Andreas Norrelius' Latin translation of Johan Kemper's Hebrew commentary on Matthew edited with introduction and philological commentary

Eskhult, Josef January 2007 (has links)
This thesis contains an edition of the Swedish Hebraist Andreas Norrelius’ (1679-1749) Latin translation, Illuminatio oculorum (1749), of the converted rabbi Johan Kemper’s (1670-1716) Hebrew commentary on Matthew, Me’irat ‘Enayim (1703). The dissertation is divided into three parts. The focus lies on the introduction, which concentrates on issues of language and style. Andreas Norrelius’ Latin usage is elucidated on its orthographical, morphological, syntactic, lexical and stylistic levels. The features are demonstrated to be typical of scholarly Neo-Latin: Through a broad comparative synchronic approach, conspicuous linguistic phenomena are taken as points of departure for the exploration of scholarly Latin prose in the seventeenth and eighteenth centuries, especially the vocabulary and phraseology of philological, theological, and exegetical discourse.
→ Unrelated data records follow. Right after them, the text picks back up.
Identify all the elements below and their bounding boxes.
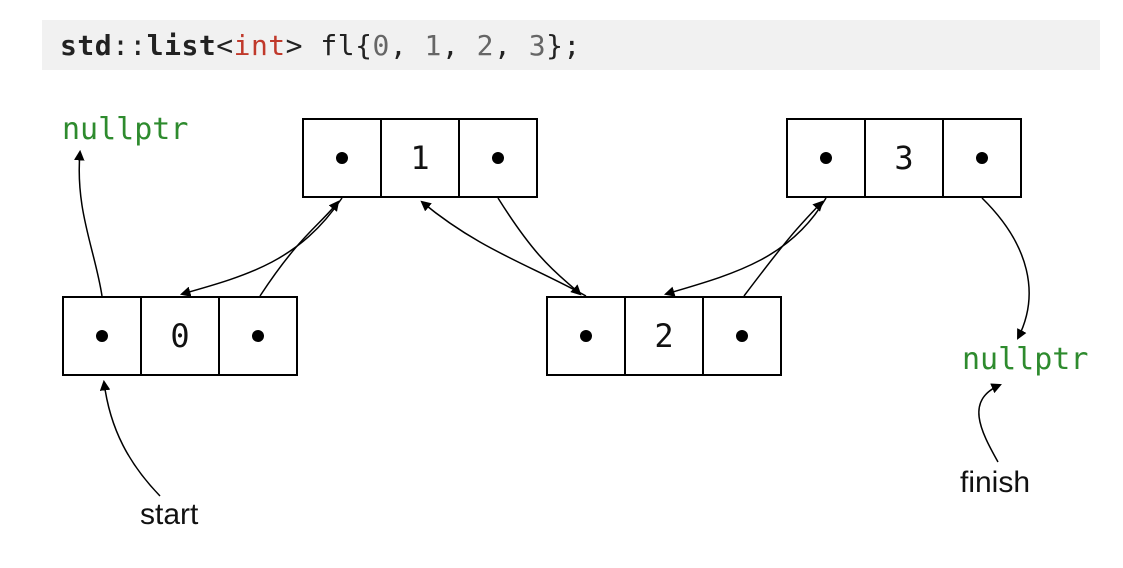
tok-v2: 2: [477, 29, 494, 62]
pointer-dot-icon: [96, 330, 108, 342]
arrow-0-next-1: [260, 202, 338, 296]
node-2-next: [702, 298, 780, 374]
node-0: 0: [62, 296, 298, 376]
tok-space: [303, 29, 320, 62]
node-1-next: [458, 120, 536, 196]
label-start: start: [140, 498, 198, 532]
node-1: 1: [302, 118, 538, 198]
arrows-layer: [0, 0, 1123, 568]
pointer-dot-icon: [580, 330, 592, 342]
arrow-2-prev-1: [422, 202, 586, 296]
node-2-prev: [548, 298, 624, 374]
tok-brace-close: }: [546, 29, 563, 62]
tok-v1: 1: [425, 29, 442, 62]
node-3: 3: [786, 118, 1022, 198]
pointer-dot-icon: [820, 152, 832, 164]
arrow-start: [104, 382, 160, 496]
node-1-value: 1: [380, 120, 458, 196]
pointer-dot-icon: [736, 330, 748, 342]
tok-v0: 0: [372, 29, 389, 62]
node-3-prev: [788, 120, 864, 196]
node-2-value: 2: [624, 298, 702, 374]
arrow-3-prev-2: [666, 198, 826, 294]
pointer-dot-icon: [492, 152, 504, 164]
tok-gt: >: [286, 29, 303, 62]
node-0-value: 0: [140, 298, 218, 374]
tok-scope: ::: [112, 29, 147, 62]
label-finish: finish: [960, 466, 1030, 500]
arrow-finish: [979, 385, 1000, 462]
node-3-next: [942, 120, 1020, 196]
arrow-0-prev-null: [79, 152, 102, 296]
arrow-1-prev-0: [182, 198, 342, 294]
tok-comma3: ,: [494, 29, 529, 62]
tok-v3: 3: [529, 29, 546, 62]
code-declaration: std :: list < int > fl { 0 , 1 , 2 , 3 }…: [42, 20, 1100, 70]
label-nullptr-left: nullptr: [62, 112, 188, 147]
node-2: 2: [546, 296, 782, 376]
tok-comma1: ,: [390, 29, 425, 62]
tok-ident: fl: [320, 29, 355, 62]
node-1-prev: [304, 120, 380, 196]
tok-brace-open: {: [355, 29, 372, 62]
arrow-1-next-2: [498, 198, 580, 294]
tok-comma2: ,: [442, 29, 477, 62]
node-3-value: 3: [864, 120, 942, 196]
node-0-next: [218, 298, 296, 374]
arrow-2-next-3: [744, 202, 822, 296]
tok-container: list: [147, 29, 216, 62]
tok-namespace: std: [60, 29, 112, 62]
pointer-dot-icon: [976, 152, 988, 164]
tok-lt: <: [216, 29, 233, 62]
arrow-3-next-null: [982, 198, 1029, 338]
node-0-prev: [64, 298, 140, 374]
label-nullptr-right: nullptr: [962, 342, 1088, 377]
pointer-dot-icon: [336, 152, 348, 164]
tok-type: int: [234, 29, 286, 62]
pointer-dot-icon: [252, 330, 264, 342]
tok-semi: ;: [563, 29, 580, 62]
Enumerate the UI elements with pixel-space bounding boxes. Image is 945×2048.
An intellectual historical background is outlined that places the ambitions and the achievements of the author and the translator as well as the texts used for comparison in their scholarly and cultural setting against a general European and specific Swedish background. Furthermore, the introduction deals with various questions relating to translation techniques and strategies. In particular, the method for the translation of biblical passages is analysed and put in relation to the humanistic Latin Bible translations. Moreover, the life and work of Johan Kemper is described in the light of all historical sources available. The life of Andreas Norrelius is also portrayed, and the questions about the date and authorship of the Latin translation are thoroughly addressed. The second part contains the editio princeps of the Latin translation. Andreas Norrelius’ own prolegomena about Kemper’s early life has been made accessible as well. The third part provides a philological commentary focused on the explanation of specific linguistic and exegetical questions in the text edited.